Mattarella parla di tutto ma non della realtà
Sergio Mattarella (Ansa)
Al posto di pensare al futuro, il capo dello Stato ha fatto un’inutile predica sul passato. Tornando addirittura alla fondazione della Repubblica. E per strizzare l’occhio ai ragazzi, ha trascurato l’allarme delle forze dell’ordine sulla violenza giovanile.

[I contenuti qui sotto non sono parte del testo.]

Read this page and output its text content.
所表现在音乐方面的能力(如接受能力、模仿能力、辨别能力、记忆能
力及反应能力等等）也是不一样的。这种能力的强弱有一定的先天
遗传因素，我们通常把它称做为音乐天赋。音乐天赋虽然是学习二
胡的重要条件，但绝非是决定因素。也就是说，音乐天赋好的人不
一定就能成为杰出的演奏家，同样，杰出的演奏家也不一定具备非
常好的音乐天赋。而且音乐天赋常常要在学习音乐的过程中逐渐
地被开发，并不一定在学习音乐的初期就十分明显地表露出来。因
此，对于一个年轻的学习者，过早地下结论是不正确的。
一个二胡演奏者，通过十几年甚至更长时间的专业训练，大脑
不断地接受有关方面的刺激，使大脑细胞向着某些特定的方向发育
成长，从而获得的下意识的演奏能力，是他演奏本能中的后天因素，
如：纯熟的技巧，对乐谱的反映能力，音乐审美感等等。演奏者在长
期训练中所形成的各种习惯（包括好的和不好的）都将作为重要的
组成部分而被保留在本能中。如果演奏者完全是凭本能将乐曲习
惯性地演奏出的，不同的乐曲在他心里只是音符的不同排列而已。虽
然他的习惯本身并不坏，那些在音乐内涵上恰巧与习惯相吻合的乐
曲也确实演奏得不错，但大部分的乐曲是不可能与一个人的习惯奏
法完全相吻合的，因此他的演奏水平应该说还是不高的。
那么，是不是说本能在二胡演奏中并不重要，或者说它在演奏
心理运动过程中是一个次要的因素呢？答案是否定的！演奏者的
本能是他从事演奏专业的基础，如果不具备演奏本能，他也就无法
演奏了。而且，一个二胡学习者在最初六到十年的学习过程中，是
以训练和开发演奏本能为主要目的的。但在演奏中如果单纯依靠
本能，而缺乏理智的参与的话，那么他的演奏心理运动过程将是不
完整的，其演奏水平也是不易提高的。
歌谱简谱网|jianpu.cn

Marcello Veneziani su questo giornale aveva suggerito un argomento per il discorso di fine anno del presidente della Repubblica. Ovviamente, invece di mettere al centro del suo intervento il futuro che ci attende, il capo dello Stato ha preferito parlare del passato. Così, se c’era un modo per evidenziare la distanza che regna fra la più alta carica del Paese e le sfide che attendono gli italiani nel 2026, diciamo che Sergio Mattarella lo ha trovato. Il suo messaggio, interamente improntato sulla nascita della Repubblica, sarebbe andato bene in un libro di storia, non certo in un discorso al Paese in vista dei problemi con cui ci dovremo confrontare. Purtroppo la predica inutile del Colle è un format (che riconosco non essere stato inaugurato dall’attuale inquilino del Quirinale) a cui siamo abituati da anni, e dunque quella del 31 dicembre, come il panettone e lo spumante, fa ormai parte delle tradizioni, anche se meno gradevole delle altre due.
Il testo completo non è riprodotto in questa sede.